Public Health in England – A frontline trainee viewpoint

Dr. Sylvia Garry – Public Health Specialty Registrar

I have been a junior doctor for 10 years. Well, 10 years minus 3 months, but by this point, who’s counting? 

In the midst of my Paediatric training I spent a few years working in the humanitarian sector. MSF, MdM, THET, the Royal Colleges, and a multitude of small NGOs that you most probably will never have heard of. I worked in a dozen healthcare systems and learnt the difference between necessary and unnecessary public health measures. Working in low-resource settings was just brilliant. Tough, difficult and challenging but also interesting. If I could have transported my life and family to where I was, I probably wouldn’t have come back.

By the time I returned to the UK, a few years remained before the final CCT goal. But I had experienced a different reality the previous few years. It’s difficult to watch an entire generation of children starving to death in South Sudan, and then come back and try to comprehend obesity in the UK. It’s near impossible to have weathered measles, whooping cough and meningitis outbreaks across East Africa, to then have coherent conversations with parents in the UK who do not believe in vaccination.

And it was difficult to comprehend the new status quo that had evolved whilst I was gone. Things had changed. Austerity had morphed the clinical training schemes into hectic service-provision. Patient expectations had become unrealistic, the public now increasingly viewed the medical profession with suspicion, and the service had become stretched to breaking point. 

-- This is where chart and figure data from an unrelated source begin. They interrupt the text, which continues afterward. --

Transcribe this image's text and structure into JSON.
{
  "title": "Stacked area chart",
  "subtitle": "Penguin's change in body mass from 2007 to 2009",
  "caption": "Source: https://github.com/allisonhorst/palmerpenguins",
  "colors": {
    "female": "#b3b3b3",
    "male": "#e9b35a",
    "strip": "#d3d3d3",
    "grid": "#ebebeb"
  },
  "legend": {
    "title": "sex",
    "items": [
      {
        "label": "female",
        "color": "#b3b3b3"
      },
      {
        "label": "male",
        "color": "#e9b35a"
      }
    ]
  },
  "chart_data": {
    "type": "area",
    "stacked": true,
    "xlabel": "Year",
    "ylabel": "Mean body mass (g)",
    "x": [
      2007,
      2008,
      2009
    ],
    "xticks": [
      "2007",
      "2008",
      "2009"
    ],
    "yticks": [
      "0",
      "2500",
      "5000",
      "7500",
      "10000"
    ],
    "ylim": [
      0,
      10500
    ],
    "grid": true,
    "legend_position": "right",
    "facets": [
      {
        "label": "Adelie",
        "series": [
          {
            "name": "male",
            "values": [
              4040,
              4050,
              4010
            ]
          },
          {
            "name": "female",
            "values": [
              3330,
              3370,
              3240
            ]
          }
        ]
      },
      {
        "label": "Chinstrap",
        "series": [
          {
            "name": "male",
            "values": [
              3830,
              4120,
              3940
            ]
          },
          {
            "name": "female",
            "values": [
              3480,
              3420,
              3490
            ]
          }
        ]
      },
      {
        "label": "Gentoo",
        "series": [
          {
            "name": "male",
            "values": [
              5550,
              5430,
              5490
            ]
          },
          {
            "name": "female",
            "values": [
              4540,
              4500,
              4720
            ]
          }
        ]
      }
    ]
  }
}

Last year I made the switch from being a Paediatric registrar, to starting Public Health training. I switched because I wanted to work towards preventing problems before they occurred. The impact of inequality on health outcomes is apparent every day in clinical practice for a Paediatrician in London. The health outcomes of children are dependent on where they are born and most importantly, into which families. I had the somewhat idealistic and unrealistic view that inequality can be resolved with a little innovation and elbow grease. 

The training scheme has been a great opportunity to gain insight into the complexity of our healthcare system. The public health system has adapted due to need and opportunity and faced a multitude of re-arrangements. Some of these were strategic, some by chance, and all were political. Whereas the NHS has been somewhat protected from frontline cuts, the same cannot be said for the public sector. 

The premise of the NHS 5 Year Forward View relies on savings that would arise as a result of investment in public health strategies to prevent ill-health and promote wellbeing. Let's be clear: this plan is not being followed. It’s frustrating to understand and discuss the cost-effectiveness of health promotion whilst simultaneously watching governmental cuts take funding away from the very same public health services in the name of austerity and cost-effectiveness. It’s demoralising to consider that political opinion is more important than the evidence base when deciding strategy. 

There are multitudes of people working behind the scenes who genuinely want to improve the ways that things are. It’s encouraging to be surrounded by like-minded people who believe in the importance of a public-held, public-minded and public-focused healthcare system. They are passionate, although weary. 

This healthcare system is still in a stronger position that pretty much any other I have worked in. However, I do look to the end of my training and wonder what the landscape will look like.